In a broad sense, my ultimate goal is to create a website for comparing prices and features of products offered by multiple websites that all relate to a specific line of work. I am unsure of the best way to do this… perhaps by web scraping into MySQL, but I’m open to suggestions.
I understand that the best person for the web scraping job might not necessarily be the best person for the web design job, so that’s why I’m splitting it into two (scraping + web design). If you have both superior web scraping skills and an excellent web design portfolio, then I’ll consider hiring you to do the whole thing. But for now, I really need an awesome web scraper.
I will need you to scrape websites of multiple vendors (you will be given a list of 20-50 web sites) then create a database of all the products for sale. For each product, I’ll need as much information as possible, including things like: Manufacturer, Catalog number, Price, Quantity, url, product features, images, etc.

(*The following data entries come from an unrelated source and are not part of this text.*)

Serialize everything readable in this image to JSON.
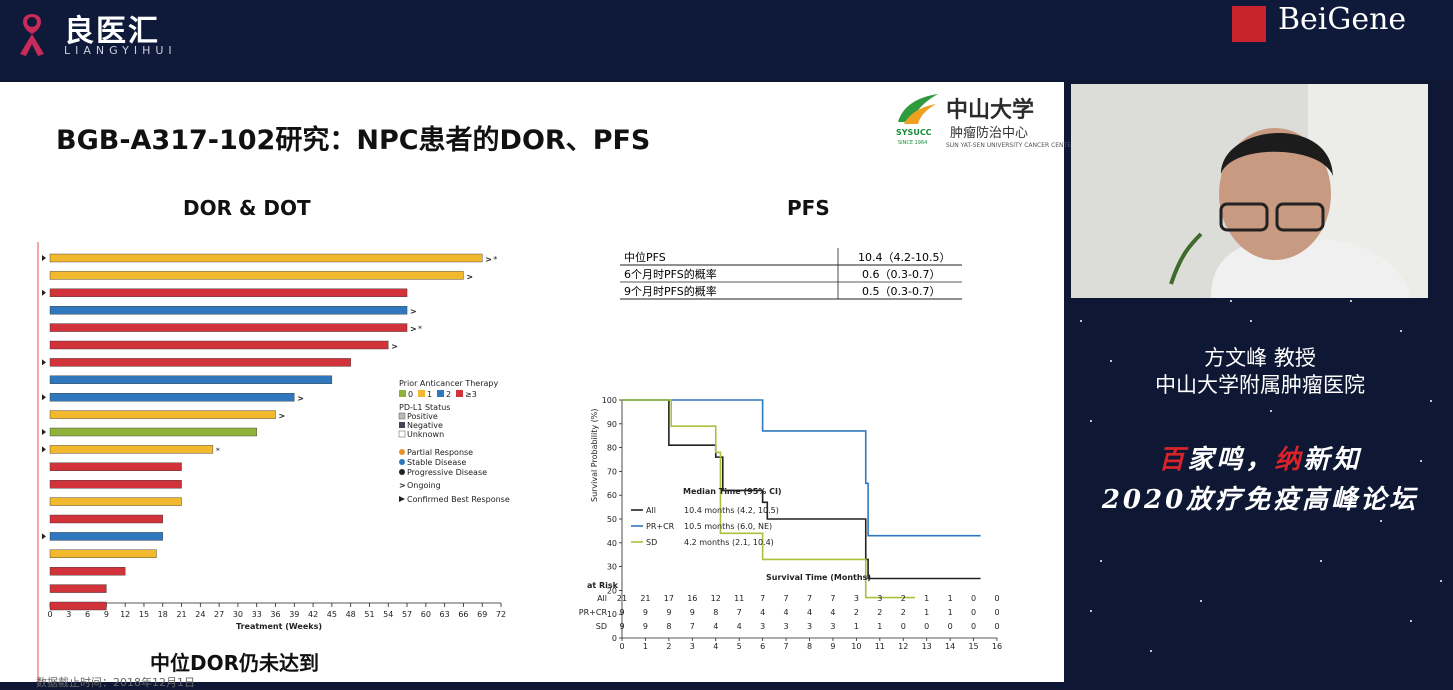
{
  "brand": {
    "cn": "良医汇",
    "en": "LIANGYIHUI",
    "partner": "BeiGene"
  },
  "slide": {
    "title": "BGB-A317-102研究：NPC患者的DOR、PFS",
    "institution": {
      "name_cn": "中山大学",
      "sub_cn": "肿瘤防治中心",
      "name_en": "SUN YAT-SEN UNIVERSITY CANCER CENTER",
      "abbr": "SYSUCC",
      "since": "SINCE 1964"
    },
    "left_heading": "DOR & DOT",
    "right_heading": "PFS",
    "footnote": "中位DOR仍未达到",
    "footnote_small": "数据截止时间：2018年12月1日"
  },
  "pfs_table": {
    "rows": [
      {
        "label": "中位PFS",
        "value": "10.4（4.2-10.5）"
      },
      {
        "label": "6个月时PFS的概率",
        "value": "0.6（0.3-0.7）"
      },
      {
        "label": "9个月时PFS的概率",
        "value": "0.5（0.3-0.7）"
      }
    ]
  },
  "legend_dor": {
    "therapy_title": "Prior Anticancer Therapy",
    "therapy_items": [
      "0",
      "1",
      "2",
      "≥3"
    ],
    "therapy_colors": [
      "#8fb33a",
      "#f2b82e",
      "#2f78bd",
      "#d2323a"
    ],
    "pdl1_title": "PD-L1 Status",
    "pdl1_items": [
      "Positive",
      "Negative",
      "Unknown"
    ],
    "response_items": [
      "Partial Response",
      "Stable Disease",
      "Progressive Disease"
    ],
    "response_colors": [
      "#e8902a",
      "#2f78bd",
      "#222222"
    ],
    "ongoing": "Ongoing",
    "confirmed": "Confirmed Best Response"
  },
  "speaker": {
    "name": "方文峰  教授",
    "affiliation": "中山大学附属肿瘤医院"
  },
  "slogan": {
    "line1_a": "百",
    "line1_b": "家鸣，",
    "line1_c": "纳",
    "line1_d": "新知",
    "line2": "2020放疗免疫高峰论坛"
  },
  "chart_data": [
    {
      "type": "bar",
      "title": "DOR & DOT",
      "xlabel": "Treatment (Weeks)",
      "orientation": "horizontal",
      "xlim": [
        0,
        72
      ],
      "xticks": [
        0,
        3,
        6,
        9,
        12,
        15,
        18,
        21,
        24,
        27,
        30,
        33,
        36,
        39,
        42,
        45,
        48,
        51,
        54,
        57,
        60,
        63,
        66,
        69,
        72
      ],
      "bars": [
        {
          "end": 69,
          "therapy": 1,
          "ongoing": true,
          "star": true,
          "arrow": true
        },
        {
          "end": 66,
          "therapy": 1,
          "ongoing": true,
          "arrow": false
        },
        {
          "end": 57,
          "therapy": 3,
          "ongoing": false,
          "arrow": true
        },
        {
          "end": 57,
          "therapy": 2,
          "ongoing": true,
          "arrow": false
        },
        {
          "end": 57,
          "therapy": 3,
          "ongoing": true,
          "star": true,
          "arrow": false
        },
        {
          "end": 54,
          "therapy": 3,
          "ongoing": true,
          "arrow": false
        },
        {
          "end": 48,
          "therapy": 3,
          "ongoing": false,
          "arrow": true
        },
        {
          "end": 45,
          "therapy": 2,
          "ongoing": false,
          "arrow": false
        },
        {
          "end": 39,
          "therapy": 2,
          "ongoing": true,
          "arrow": true
        },
        {
          "end": 36,
          "therapy": 1,
          "ongoing": true,
          "arrow": false
        },
        {
          "end": 33,
          "therapy": 0,
          "ongoing": false,
          "arrow": true
        },
        {
          "end": 26,
          "therapy": 1,
          "ongoing": false,
          "star": true,
          "arrow": true
        },
        {
          "end": 21,
          "therapy": 3,
          "ongoing": false,
          "arrow": false
        },
        {
          "end": 21,
          "therapy": 3,
          "ongoing": false,
          "arrow": false
        },
        {
          "end": 21,
          "therapy": 1,
          "ongoing": false,
          "arrow": false
        },
        {
          "end": 18,
          "therapy": 3,
          "ongoing": false,
          "arrow": false
        },
        {
          "end": 18,
          "therapy": 2,
          "ongoing": false,
          "arrow": true
        },
        {
          "end": 17,
          "therapy": 1,
          "ongoing": false,
          "arrow": false
        },
        {
          "end": 12,
          "therapy": 3,
          "ongoing": false,
          "arrow": false
        },
        {
          "end": 9,
          "therapy": 3,
          "ongoing": false,
          "arrow": false
        },
        {
          "end": 9,
          "therapy": 3,
          "ongoing": false,
          "arrow": false
        }
      ]
    },
    {
      "type": "line",
      "title": "PFS",
      "xlabel": "Survival Time (Months)",
      "ylabel": "Survival Probability (%)",
      "xlim": [
        0,
        16
      ],
      "ylim": [
        0,
        100
      ],
      "xticks": [
        0,
        1,
        2,
        3,
        4,
        5,
        6,
        7,
        8,
        9,
        10,
        11,
        12,
        13,
        14,
        15,
        16
      ],
      "yticks": [
        0,
        10,
        20,
        30,
        40,
        50,
        60,
        70,
        80,
        90,
        100
      ],
      "legend_title": "Median Time (95% CI)",
      "series": [
        {
          "name": "All",
          "median": "10.4 months (4.2, 10.5)",
          "color": "#222222",
          "steps": [
            [
              0,
              100
            ],
            [
              2,
              100
            ],
            [
              2,
              81
            ],
            [
              4,
              81
            ],
            [
              4,
              76
            ],
            [
              4.3,
              76
            ],
            [
              4.3,
              62
            ],
            [
              6,
              62
            ],
            [
              6,
              57
            ],
            [
              6.2,
              57
            ],
            [
              6.2,
              50
            ],
            [
              10.4,
              50
            ],
            [
              10.4,
              33
            ],
            [
              10.5,
              33
            ],
            [
              10.5,
              25
            ],
            [
              15.3,
              25
            ]
          ]
        },
        {
          "name": "PR+CR",
          "median": "10.5 months (6.0, NE)",
          "color": "#2f78bd",
          "steps": [
            [
              0,
              100
            ],
            [
              6,
              100
            ],
            [
              6,
              87
            ],
            [
              10.4,
              87
            ],
            [
              10.4,
              65
            ],
            [
              10.5,
              65
            ],
            [
              10.5,
              43
            ],
            [
              15.3,
              43
            ]
          ]
        },
        {
          "name": "SD",
          "median": "4.2 months (2.1, 10.4)",
          "color": "#a9c23d",
          "steps": [
            [
              0,
              100
            ],
            [
              2.1,
              100
            ],
            [
              2.1,
              89
            ],
            [
              4,
              89
            ],
            [
              4,
              78
            ],
            [
              4.2,
              78
            ],
            [
              4.2,
              44
            ],
            [
              6,
              44
            ],
            [
              6,
              33
            ],
            [
              10.4,
              33
            ],
            [
              10.4,
              17
            ],
            [
              12.5,
              17
            ]
          ]
        }
      ],
      "at_risk": {
        "label": "at Risk",
        "rows": [
          {
            "name": "All",
            "values": [
              "21",
              "21",
              "17",
              "16",
              "12",
              "11",
              "7",
              "7",
              "7",
              "7",
              "3",
              "3",
              "2",
              "1",
              "1",
              "0",
              "0"
            ]
          },
          {
            "name": "PR+CR",
            "values": [
              "9",
              "9",
              "9",
              "9",
              "8",
              "7",
              "4",
              "4",
              "4",
              "4",
              "2",
              "2",
              "2",
              "1",
              "1",
              "0",
              "0"
            ]
          },
          {
            "name": "SD",
            "values": [
              "9",
              "9",
              "8",
              "7",
              "4",
              "4",
              "3",
              "3",
              "3",
              "3",
              "1",
              "1",
              "0",
              "0",
              "0",
              "0",
              "0"
            ]
          }
        ]
      }
    }
  ]
}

Somehow, I’d like to be able to scrape all the products for sale from one site and then be able to match them up with same/similar products from the other sites (some products will have the exact same manufacturer’s number, others may just be similar with matching features). You will help me determine the best way to go about doing this, perhaps either with selective scraping of the pages or through the use of smart filtering/mining/algorithm after all the pages have been added to the database. For each product category, we’ll probably need to define a set of attributes that can be used to describe the items within that group, so that similar products/substitutes can easily be indentified and compared.
Finally, I will need to be able to re-crawl the websites and update the database a few times a year to reflect new products added and/or price changes of existing products in the database.